Throughout 2018 the European Commission has been developing its ‘New Deal for Consumers’ agenda, which was formally launched in April 2018. According to First Vice-President Timmermans the ‘New Deal’ is a proposal for a “fairer Single Market that benefits consumers and businesses”. The Commission recognises that, despite the EU being a global leader in consumer protection legislation, the rules are often hard to enforce and wronged consumers rarely benefited. The diesel emissions scandal is viewed as an example of these failings in practice. The aim is to impose larger sanctions on miscreant companies, whilst lifting the administrative burden from the well‑behaved.
A key part of the ‘New Deal’ is a proposed Directive covering collective redress for consumers. The proposed Directive would allow State-nominated non-profit entities (such as regulators and consumer associations) to seek financial redress for harms caused by an illegal commercial practice. The Directive would, for example, enable consumers to pursue car manufacturers for misleading advertising as to a car’s emissions. Such actions would not previously have been possible. The Commission describes it as “Representative action, the European way”, and is keen make a distinction to US-style class actions; for example imposing strict eligibility criteria on those able to bring such actions, including the exclusion of law firms. The aim is to ensure appropriate compensation for consumers whilst avoiding unnecessary litigation.
Recently the European Parliament’s Committee on the Internal Market and Consumer Protection (the CIMCP) has scrutinised this new proposed legislation and this month produced an Opinion. The Parliament is generally supportive of the Commission’s proposal, agreeing with the “underlying principles” and feeling that it “strikes the right balance of facilitating representative actions, without opening the doors to abusive practices.” However some amendments have been proposed, most of which strengthen the Directive further in favour of consumers. Some of these key changes are highlighted below:-
- Recital 22: The Commission originally envisaged that measures aimed at eliminating continuing effects of infringement should commence after only after an infringement was proven on the basis of a final decision. However the CIMCP has proposed that actions for those measures can be launched in parallel with actions seeking injunction orders and decided upon simultaneously.
- Article 1(2): This has been clarified to state that the Directive aims at minimum harmonisation and that Member States are free to adopt or maintain legislation that is more favourable to consumers.
- Article 6(2): The Commission proposed that in cases where quantification would be complex, a court can issue a declaratory decision regarding the liability of a trader towards consumers rather than a redress order, an unsatisfactory outcome for the consumer. The CIMPC has thus chosen to strengthen this provision, by ensuring that such a declaration can only be granted in exceptional circumstances, where the quantification of redress is extremely complex.
- Article 6(3): The CIMPC has added text to confirm that even in cases where an individual consumer has suffered a small amount of loss, individual redress must still be given. The Commission had originally proposed that where a number of individual consumers had each suffered a small amount of loss it would be more effective to pool the compensation and direct it to a “public purpose”. This ability to redirect such small payments remains, provided the individual consumer has not sought their individual compensation.

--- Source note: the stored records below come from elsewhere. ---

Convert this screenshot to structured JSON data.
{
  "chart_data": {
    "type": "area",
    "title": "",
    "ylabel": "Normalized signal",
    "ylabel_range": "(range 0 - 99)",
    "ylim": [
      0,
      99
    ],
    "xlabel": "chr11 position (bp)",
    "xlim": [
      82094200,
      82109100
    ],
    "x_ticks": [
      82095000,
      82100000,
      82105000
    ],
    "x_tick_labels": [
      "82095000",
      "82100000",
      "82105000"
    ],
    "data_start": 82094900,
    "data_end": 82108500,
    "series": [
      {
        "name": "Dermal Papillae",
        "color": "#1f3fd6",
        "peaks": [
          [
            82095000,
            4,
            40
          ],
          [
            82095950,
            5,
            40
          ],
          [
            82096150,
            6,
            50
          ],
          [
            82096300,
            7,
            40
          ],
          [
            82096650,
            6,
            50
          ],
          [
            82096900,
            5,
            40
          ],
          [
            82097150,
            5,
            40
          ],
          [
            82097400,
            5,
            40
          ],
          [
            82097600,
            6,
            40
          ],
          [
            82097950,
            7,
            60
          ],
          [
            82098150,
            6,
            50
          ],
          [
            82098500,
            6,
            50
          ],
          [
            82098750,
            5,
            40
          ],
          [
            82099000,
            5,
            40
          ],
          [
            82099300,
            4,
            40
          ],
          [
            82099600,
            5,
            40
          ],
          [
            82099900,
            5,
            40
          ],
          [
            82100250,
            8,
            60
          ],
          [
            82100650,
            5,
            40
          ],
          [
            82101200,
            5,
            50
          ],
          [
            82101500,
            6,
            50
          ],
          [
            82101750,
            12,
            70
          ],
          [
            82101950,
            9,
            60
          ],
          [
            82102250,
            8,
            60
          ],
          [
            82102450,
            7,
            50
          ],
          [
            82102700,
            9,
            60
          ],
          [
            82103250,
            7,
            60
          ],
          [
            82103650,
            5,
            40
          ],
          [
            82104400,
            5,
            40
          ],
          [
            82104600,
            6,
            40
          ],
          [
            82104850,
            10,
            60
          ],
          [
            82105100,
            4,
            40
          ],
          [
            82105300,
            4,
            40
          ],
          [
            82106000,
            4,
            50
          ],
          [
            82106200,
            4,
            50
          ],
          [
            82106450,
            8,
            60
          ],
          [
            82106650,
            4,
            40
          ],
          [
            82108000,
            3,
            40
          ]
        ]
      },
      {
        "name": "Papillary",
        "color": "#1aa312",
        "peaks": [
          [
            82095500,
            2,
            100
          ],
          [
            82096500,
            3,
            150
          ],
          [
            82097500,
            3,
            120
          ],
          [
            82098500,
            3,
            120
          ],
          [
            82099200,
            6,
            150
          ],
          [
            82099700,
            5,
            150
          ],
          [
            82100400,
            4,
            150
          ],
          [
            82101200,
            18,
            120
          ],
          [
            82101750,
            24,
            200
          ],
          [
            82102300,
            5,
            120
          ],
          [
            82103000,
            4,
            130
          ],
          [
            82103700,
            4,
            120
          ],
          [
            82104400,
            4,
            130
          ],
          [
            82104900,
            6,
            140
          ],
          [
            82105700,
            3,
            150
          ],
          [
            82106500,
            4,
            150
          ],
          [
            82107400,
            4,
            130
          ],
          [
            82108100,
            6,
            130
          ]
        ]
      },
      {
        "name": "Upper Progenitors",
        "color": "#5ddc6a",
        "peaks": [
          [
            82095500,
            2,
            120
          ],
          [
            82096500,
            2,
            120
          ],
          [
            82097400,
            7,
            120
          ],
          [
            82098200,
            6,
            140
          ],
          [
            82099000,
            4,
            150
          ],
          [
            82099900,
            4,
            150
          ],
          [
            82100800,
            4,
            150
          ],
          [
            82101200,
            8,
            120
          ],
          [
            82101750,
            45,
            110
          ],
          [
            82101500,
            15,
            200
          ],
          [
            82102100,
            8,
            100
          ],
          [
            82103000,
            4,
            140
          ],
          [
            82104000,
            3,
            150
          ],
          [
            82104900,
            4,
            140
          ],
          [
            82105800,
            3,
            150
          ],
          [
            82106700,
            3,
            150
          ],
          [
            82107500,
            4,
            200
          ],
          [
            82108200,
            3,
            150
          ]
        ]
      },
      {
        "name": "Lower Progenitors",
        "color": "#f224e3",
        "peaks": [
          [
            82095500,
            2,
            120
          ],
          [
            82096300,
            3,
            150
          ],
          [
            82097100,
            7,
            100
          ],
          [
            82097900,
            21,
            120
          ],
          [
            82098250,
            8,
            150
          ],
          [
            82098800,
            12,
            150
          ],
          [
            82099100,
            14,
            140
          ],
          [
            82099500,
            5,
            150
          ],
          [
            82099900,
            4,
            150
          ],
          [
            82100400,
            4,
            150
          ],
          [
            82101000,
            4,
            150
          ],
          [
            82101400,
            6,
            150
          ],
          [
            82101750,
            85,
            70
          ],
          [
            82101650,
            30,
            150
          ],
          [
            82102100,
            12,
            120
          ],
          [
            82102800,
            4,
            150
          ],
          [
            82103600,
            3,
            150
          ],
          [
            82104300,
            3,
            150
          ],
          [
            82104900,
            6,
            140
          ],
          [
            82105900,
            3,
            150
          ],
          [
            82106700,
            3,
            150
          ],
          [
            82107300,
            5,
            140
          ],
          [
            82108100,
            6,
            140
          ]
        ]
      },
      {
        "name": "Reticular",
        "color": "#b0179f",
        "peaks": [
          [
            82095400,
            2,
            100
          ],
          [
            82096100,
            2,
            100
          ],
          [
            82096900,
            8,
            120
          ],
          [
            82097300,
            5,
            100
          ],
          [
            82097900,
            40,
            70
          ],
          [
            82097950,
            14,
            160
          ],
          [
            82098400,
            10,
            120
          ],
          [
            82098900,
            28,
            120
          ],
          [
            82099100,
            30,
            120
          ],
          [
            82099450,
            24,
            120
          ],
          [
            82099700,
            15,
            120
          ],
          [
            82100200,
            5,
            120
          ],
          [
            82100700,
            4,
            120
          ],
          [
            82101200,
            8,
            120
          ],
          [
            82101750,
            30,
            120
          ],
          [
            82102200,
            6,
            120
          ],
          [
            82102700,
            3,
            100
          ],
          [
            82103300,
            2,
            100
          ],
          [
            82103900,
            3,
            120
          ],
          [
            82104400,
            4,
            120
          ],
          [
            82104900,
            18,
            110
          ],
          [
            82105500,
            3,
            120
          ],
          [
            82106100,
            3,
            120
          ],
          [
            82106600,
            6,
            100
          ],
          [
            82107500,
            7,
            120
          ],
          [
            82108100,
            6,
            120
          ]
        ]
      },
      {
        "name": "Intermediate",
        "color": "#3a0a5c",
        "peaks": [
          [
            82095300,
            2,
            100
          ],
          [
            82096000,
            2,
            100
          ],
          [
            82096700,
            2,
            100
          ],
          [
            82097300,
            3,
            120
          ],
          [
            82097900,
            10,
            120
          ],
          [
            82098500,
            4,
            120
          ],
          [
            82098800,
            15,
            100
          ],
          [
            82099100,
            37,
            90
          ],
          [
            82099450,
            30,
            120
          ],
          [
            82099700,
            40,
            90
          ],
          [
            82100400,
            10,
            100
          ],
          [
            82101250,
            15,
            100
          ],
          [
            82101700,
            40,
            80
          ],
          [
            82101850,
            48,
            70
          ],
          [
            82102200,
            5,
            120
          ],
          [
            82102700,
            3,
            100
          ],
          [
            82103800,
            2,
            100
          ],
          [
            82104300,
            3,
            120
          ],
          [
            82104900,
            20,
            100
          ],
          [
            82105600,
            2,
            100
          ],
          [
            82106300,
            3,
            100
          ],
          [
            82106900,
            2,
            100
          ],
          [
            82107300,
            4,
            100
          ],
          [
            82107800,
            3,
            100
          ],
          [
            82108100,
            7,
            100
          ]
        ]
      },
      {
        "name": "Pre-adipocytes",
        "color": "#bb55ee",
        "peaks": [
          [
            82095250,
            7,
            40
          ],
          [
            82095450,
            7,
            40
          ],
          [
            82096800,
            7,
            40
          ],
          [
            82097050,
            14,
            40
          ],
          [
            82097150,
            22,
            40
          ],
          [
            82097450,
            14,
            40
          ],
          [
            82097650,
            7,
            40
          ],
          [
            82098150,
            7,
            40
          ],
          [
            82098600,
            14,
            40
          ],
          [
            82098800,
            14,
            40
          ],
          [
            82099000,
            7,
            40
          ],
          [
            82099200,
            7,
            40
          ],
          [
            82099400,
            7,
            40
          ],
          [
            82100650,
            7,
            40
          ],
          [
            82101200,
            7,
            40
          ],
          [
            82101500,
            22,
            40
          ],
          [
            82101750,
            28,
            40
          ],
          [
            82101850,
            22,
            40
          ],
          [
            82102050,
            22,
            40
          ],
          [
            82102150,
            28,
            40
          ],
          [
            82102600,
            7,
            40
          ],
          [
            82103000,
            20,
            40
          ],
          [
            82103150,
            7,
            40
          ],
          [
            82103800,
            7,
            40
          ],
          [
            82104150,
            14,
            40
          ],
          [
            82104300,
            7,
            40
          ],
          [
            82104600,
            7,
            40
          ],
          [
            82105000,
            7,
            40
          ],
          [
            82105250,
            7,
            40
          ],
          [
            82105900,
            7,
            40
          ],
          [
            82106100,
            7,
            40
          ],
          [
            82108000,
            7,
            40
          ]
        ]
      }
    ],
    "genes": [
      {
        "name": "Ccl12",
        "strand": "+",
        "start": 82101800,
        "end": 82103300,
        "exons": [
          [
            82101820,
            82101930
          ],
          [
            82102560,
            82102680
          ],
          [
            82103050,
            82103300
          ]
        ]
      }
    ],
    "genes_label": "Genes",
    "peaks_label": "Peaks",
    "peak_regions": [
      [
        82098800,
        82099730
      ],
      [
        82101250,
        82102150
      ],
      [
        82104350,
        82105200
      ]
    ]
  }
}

- Annex I: This annex lists the legislative instruments the breach of which permits collective redress to be sought under this Directive. The CIMCP has chosen to include a far greater number of instruments in Annex I, considerably widening the scope of the directive to include, amongst others, electrical equipment, toys, lifts, pyrotechnics, chemicals, food, cosmetics, medical devices and medicines.
The Commission will now consider whether to incorporate these amendments, and the directive will then undergo scrutiny by the European Council. If all three bodies are in agreement the Directive will be adopted and published in the Official Journal. If agreement can’t be reached a game of legislative ping-pong will ensue between Parliament and Council.
The Directive, even if adopted in time, is highly unlikely to be implemented by the UK before Brexit in March 2019 as the current proposal allows 18 months for implementation by Member States. This means that implementation in the UK is dependent upon the outcome of the negotiations. The draft Withdrawal Agreement specifies that EU law shall apply to the UK during the transition period up to the end of 2020 so a successful negotiation could well see the Directive apply (should it be implemented in the EU during that time). However the European Union (Withdrawal) Act 2018, the legislation by which the UK Government is transposing all EU law into domestic law, only applies to legislation in force on March 29 2019. This leaves the question of what ultimately happens to EU legislation introduced during the transition period an open issue. Under a ‘no deal’ scenario the outcome is clearer; for the proposed Directive to have force in the UK, there will have to be an active choice by the Government to implement similar legislation. However the UK already has a limited number of possible routes for collective redress under the Consumer Rights Act 2015 and the introduction of Group Litigation Orders into the Civil Procedure Rules following the Woolf reforms. Consumers have also sought to use the new powers granted by the Consumer Rights Act in the Competition Appeal Tribunal, but have thus far been unsuccessful.